Analyst: Gold is being tested in a correction, these levels are critical!

Gold price continues to see selling pressure. However, according to a market analyst, this is where investors will see real courage in the market. In addition, the analyst states that he is closely monitoring some critical levels.

The recent price action of gold is a healthy and overdue correction!

As you can see from Kriptokoin.com**, gold rose above $2,448 in April. Thus, the shiny metal hit an all-time high. Over the course of this year, the gold market has risen by about $450. Market analyst Ole Hansen says gold is looking heavy as it has failed to make gains above $2,400 twice in the past two weeks. "From a trading psychology standpoint, it makes sense that some long positions that are on the lookout are starting to pull the plug off the table," Hansen says.

Gold prices fell as low as $2,304.60 overnight as low liquidity increased volatility in the market. However, prices rebounded in the North American session. In his latest research note on gold, Hansen considers the recent price action to be healthy. He also calls it a long overdue fix. Hansen adds that this selling pressure "will help determine momentum and managed money accounts, as well as the true level of underlying demand, which normally trades with a short term focus and will reduce long positions if the technical and/or fundamental picture changes."

The analyst also looks at the technical outlook for gold.

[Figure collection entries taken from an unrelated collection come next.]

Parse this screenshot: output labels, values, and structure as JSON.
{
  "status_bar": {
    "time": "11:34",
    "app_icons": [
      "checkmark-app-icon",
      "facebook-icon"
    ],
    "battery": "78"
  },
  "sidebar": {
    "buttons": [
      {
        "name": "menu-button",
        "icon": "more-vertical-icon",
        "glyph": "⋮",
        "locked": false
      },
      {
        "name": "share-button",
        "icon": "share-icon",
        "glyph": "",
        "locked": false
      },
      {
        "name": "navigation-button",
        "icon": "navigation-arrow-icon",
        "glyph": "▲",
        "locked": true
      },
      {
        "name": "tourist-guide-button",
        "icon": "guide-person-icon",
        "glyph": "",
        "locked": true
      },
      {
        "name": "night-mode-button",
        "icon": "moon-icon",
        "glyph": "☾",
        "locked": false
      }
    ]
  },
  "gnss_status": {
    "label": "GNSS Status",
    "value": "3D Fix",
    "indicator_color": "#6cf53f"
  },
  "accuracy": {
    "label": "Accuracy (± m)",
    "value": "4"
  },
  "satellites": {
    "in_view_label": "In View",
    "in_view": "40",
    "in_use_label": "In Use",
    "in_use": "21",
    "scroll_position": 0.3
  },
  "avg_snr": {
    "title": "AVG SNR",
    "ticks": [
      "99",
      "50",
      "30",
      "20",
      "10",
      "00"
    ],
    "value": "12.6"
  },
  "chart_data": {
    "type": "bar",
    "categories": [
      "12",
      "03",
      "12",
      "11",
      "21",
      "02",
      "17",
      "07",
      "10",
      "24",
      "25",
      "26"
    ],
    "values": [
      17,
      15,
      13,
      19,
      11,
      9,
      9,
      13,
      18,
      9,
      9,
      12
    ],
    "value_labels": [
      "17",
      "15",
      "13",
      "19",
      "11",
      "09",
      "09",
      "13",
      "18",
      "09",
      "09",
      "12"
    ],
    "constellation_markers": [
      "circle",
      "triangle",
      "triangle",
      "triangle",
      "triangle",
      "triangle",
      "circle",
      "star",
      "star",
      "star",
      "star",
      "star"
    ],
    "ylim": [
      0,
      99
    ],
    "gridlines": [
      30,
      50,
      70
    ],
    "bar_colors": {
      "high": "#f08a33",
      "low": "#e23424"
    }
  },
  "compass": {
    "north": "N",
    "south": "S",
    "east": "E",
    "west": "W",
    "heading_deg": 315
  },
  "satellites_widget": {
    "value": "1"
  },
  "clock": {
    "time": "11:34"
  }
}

Hansen notes that the first resistance is at $2,322. However, he says he is watching the key Fibonacci retracement level between $2,255 and $2,260. "Holding above this level will send a signal to the market that a pullback is nothing more than a weak correction within a strong rise trend," says the analyst.

A critical factor that continues to support gold is the breath of the rally. Hansen points out that even within this correction, investors are still holding on to solid gains. In this context, the analyst makes the following assessment:

The depth of the correction now unfolding will depend on whether the levels that will force hedge funds to reduce some of the 17.9 million ounces (557 tons) of net long position they have amassed below $2,200 in the four-week period through March 12 will be broken. The current price is well above these entry levels. However, it is safer to assume that these positions will be defended at significantly higher levels. So that's why we're seeing the biggest single-day drop in almost two years.

Ole Hansen also looks beyond short term surge. The analyst says that it continues to rise on gold in the long term. Hansen adds that the factors behind the breakout rally remain in place. Geopolitical tensions have stabilized in recent days. However, it has not yet eased up. At the same time, central banks continue to buy gold and move away from the US dollar.

Meanwhile, the Federal Reserve pushed back expectations of rate cuts. That's why market expectations support higher bond yields and a stronger U.S. dollar. However, Hansen notes that this has become a secondary factor in the market. Hansen says rising government debt in major economies will support gold even as bond yields rise. In this regard, the analyst makes the following comment.

Treasury yields are not necessarily negative for gold, as they increase the focus on overall debt levels and their sustainability.